Alte Lösungen für neue Herausforderungen?

Und jetzt also der Brexit. Es ist traurig zu sehen, dass in ganz Europa der Geist des Nationalismus wieder umgeht. Nicht nur im Vereinigten Königreich – das bald vielleicht nicht mehr vereinigt sein wird, zumindest in Schottland und Nordirland ist mit neuen Verwerfungen zu rechnen -, sondern auch in Frankreich, den Niederlanden, Dänemark, Österreich, der Schweiz, von Polen und Ungarn ganz zu schweigen. Jedes Land wieder für sich. Ist das wirklich das richtige Rezept um mit den Herausforderungen einer globalisierten Welt umzugehen? Gegen Ausländer und Flüchtlinge im Speziellen wird Stimmung gemacht, aber ist das wirklich das grösste Problem, das Europa hat?
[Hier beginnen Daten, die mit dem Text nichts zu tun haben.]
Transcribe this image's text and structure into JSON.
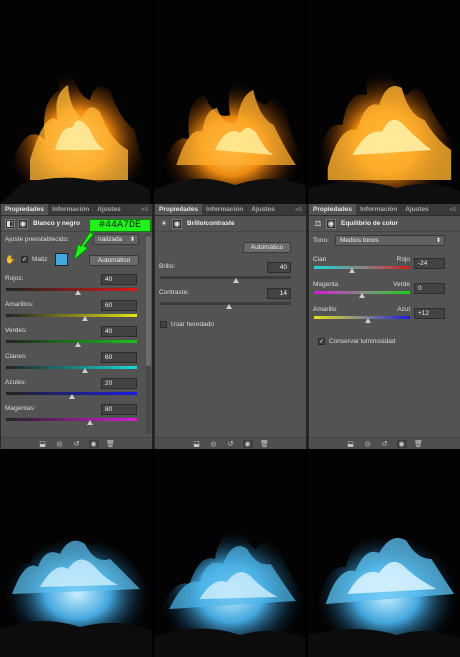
{
  "top_images": [
    "orange-flame-1",
    "orange-flame-2",
    "orange-flame-3"
  ],
  "bottom_images": [
    "blue-flame-1",
    "blue-flame-2",
    "blue-flame-3"
  ],
  "tabs": {
    "properties": "Propiedades",
    "info": "Información",
    "adjust": "Ajustes"
  },
  "callout": {
    "hex": "#44A7DE",
    "color": "#44A7DE"
  },
  "bw": {
    "title": "Blanco y negro",
    "preset_label": "Ajuste preestablecido:",
    "preset_value": "nalizada",
    "tint_label": "Matiz",
    "tint_checked": true,
    "auto_button": "Automático",
    "sliders": [
      {
        "label": "Rojos:",
        "value": "40",
        "pos": 0.55,
        "grad": "linear-gradient(90deg,#222,#d81919)"
      },
      {
        "label": "Amarillos:",
        "value": "60",
        "pos": 0.6,
        "grad": "linear-gradient(90deg,#222,#e4e417)"
      },
      {
        "label": "Verdes:",
        "value": "40",
        "pos": 0.55,
        "grad": "linear-gradient(90deg,#222,#19c419)"
      },
      {
        "label": "Cianes:",
        "value": "60",
        "pos": 0.6,
        "grad": "linear-gradient(90deg,#222,#17d9d9)"
      },
      {
        "label": "Azules:",
        "value": "20",
        "pos": 0.5,
        "grad": "linear-gradient(90deg,#222,#1b1be4)"
      },
      {
        "label": "Magentas:",
        "value": "80",
        "pos": 0.64,
        "grad": "linear-gradient(90deg,#222,#d71bd7)"
      }
    ]
  },
  "bc": {
    "title": "Brillo/contraste",
    "auto_button": "Automático",
    "brightness_label": "Brillo:",
    "brightness_value": "40",
    "brightness_pos": 0.58,
    "contrast_label": "Contraste:",
    "contrast_value": "14",
    "contrast_pos": 0.53,
    "legacy_label": "Usar heredado",
    "legacy_checked": false
  },
  "cb": {
    "title": "Equilibrio de color",
    "tone_label": "Tono:",
    "tone_value": "Medios tonos",
    "sliders": [
      {
        "left": "Cian",
        "right": "Rojo",
        "value": "-24",
        "pos": 0.4,
        "grad": "linear-gradient(90deg,#1bd6d6,#888,#d21b1b)"
      },
      {
        "left": "Magenta",
        "right": "Verde",
        "value": "0",
        "pos": 0.5,
        "grad": "linear-gradient(90deg,#d21bd2,#888,#1bd21b)"
      },
      {
        "left": "Amarillo",
        "right": "Azul",
        "value": "+12",
        "pos": 0.56,
        "grad": "linear-gradient(90deg,#e3e31b,#888,#1b1be3)"
      }
    ],
    "preserve_label": "Conservar luminosidad",
    "preserve_checked": true
  },
  "footer_icons": [
    "clip-to-layer-icon",
    "view-previous-icon",
    "reset-icon",
    "visibility-icon",
    "delete-icon"
  ]
}
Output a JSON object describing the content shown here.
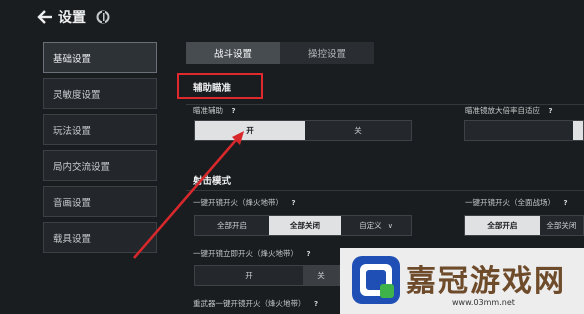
{
  "header": {
    "title": "设置",
    "back_icon": "back-arrow-icon",
    "logo_icon": "game-logo-icon"
  },
  "sidebar": {
    "items": [
      {
        "label": "基础设置",
        "active": true
      },
      {
        "label": "灵敏度设置",
        "active": false
      },
      {
        "label": "玩法设置",
        "active": false
      },
      {
        "label": "局内交流设置",
        "active": false
      },
      {
        "label": "音画设置",
        "active": false
      },
      {
        "label": "载具设置",
        "active": false
      }
    ]
  },
  "tabs": [
    {
      "label": "战斗设置",
      "active": true
    },
    {
      "label": "操控设置",
      "active": false
    }
  ],
  "aim_section": {
    "title": "辅助瞄准",
    "aim_assist": {
      "label": "瞄准辅助",
      "help": "?",
      "on_label": "开",
      "off_label": "关",
      "selected": "开"
    },
    "scope_adapt": {
      "label": "瞄准镜放大倍率自适应",
      "help": "?"
    }
  },
  "fire_section": {
    "title": "射击模式",
    "one_key_fire": {
      "label": "一键开镜开火（烽火地带）",
      "help": "?",
      "options": [
        "全部开启",
        "全部关闭",
        "自定义"
      ],
      "selected": "全部关闭",
      "dropdown_icon": "chevron-down-icon"
    },
    "one_key_fire_full": {
      "label": "一键开镜开火（全面战场）",
      "help": "?",
      "options": [
        "全部开启",
        "全部关闭"
      ],
      "selected": "全部开启"
    },
    "instant_fire": {
      "label": "一键开镜立即开火（烽火地带）",
      "help": "?",
      "options": [
        "开",
        "关"
      ]
    },
    "heavy_weapon": {
      "label": "重武器一键开镜开火（烽火地带）",
      "help": "?"
    }
  },
  "watermark": {
    "text": "嘉冠游戏网",
    "url": "www.03mm.net"
  },
  "colors": {
    "highlight": "#e0292c",
    "selected_option": "#dfe1e3",
    "background": "#1a1d20"
  }
}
Die wichtigen und schwierigen Fragen sind doch eher, wie wir dem Klimawandel begegnen wollen, und wie wir uns mit dem Umbruch zu einer digitalen Gesellschaft wirtschafts- und gesellschaftspolitisch aufstellen wollen? Es wäre wichtig, dass Europa in diesen Fragen mit einer Stimme spricht. Der Klimawandel verlangt globale Massnahmen, und diese sind nur annähernd erreichbar, wenn die Länder zusammenarbeiten. Europäische Werte hier einzubringen und hochzuhalten – wohl am besten zusammengefasst in der Formel „Liberté, Egalité, Fraternité“ der französischen Revolution – wäre emminent wichtig. Ich will nicht in einer Welt leben, in der der Stärkere immer recht hat. Weder in einer ultrakapitalistischen Welt , in der Grossfirmen wie Google, Microsoft, Facebook oder Apple alles bestimmen, noch in einer autoritär geführten à la Russland und China, noch in einem unter dem Vorwand der Terrorismusbekämpfung aufgebauten Überwachungsstaat (Stichwort NSA). Freiheit, Menschenrechte, Rechtsstaat, soziale Sicherheit: Das gehört zusammen, eines gibt es nicht ohne das andere. Für die Rechtspopulisten zählen diese Werte nichts, für sie zählt nur der Egoismus, also was gut ist für die eigene Karriere bzw. die eigene Klientel. Europäische Werte wären auch sehr wichtig um die Herausforderungen der Digitalisierung zu meistern – wie verändert sich dadurch die Gesellschaft, wie sehen die Gesellschaftmodelle der Zukunft aus (Stichwort bedingungsloses Grundeinkommen)? Dirk Helbing z.B. spricht hier von der Notwendigkeit einer Demokratie 2.0.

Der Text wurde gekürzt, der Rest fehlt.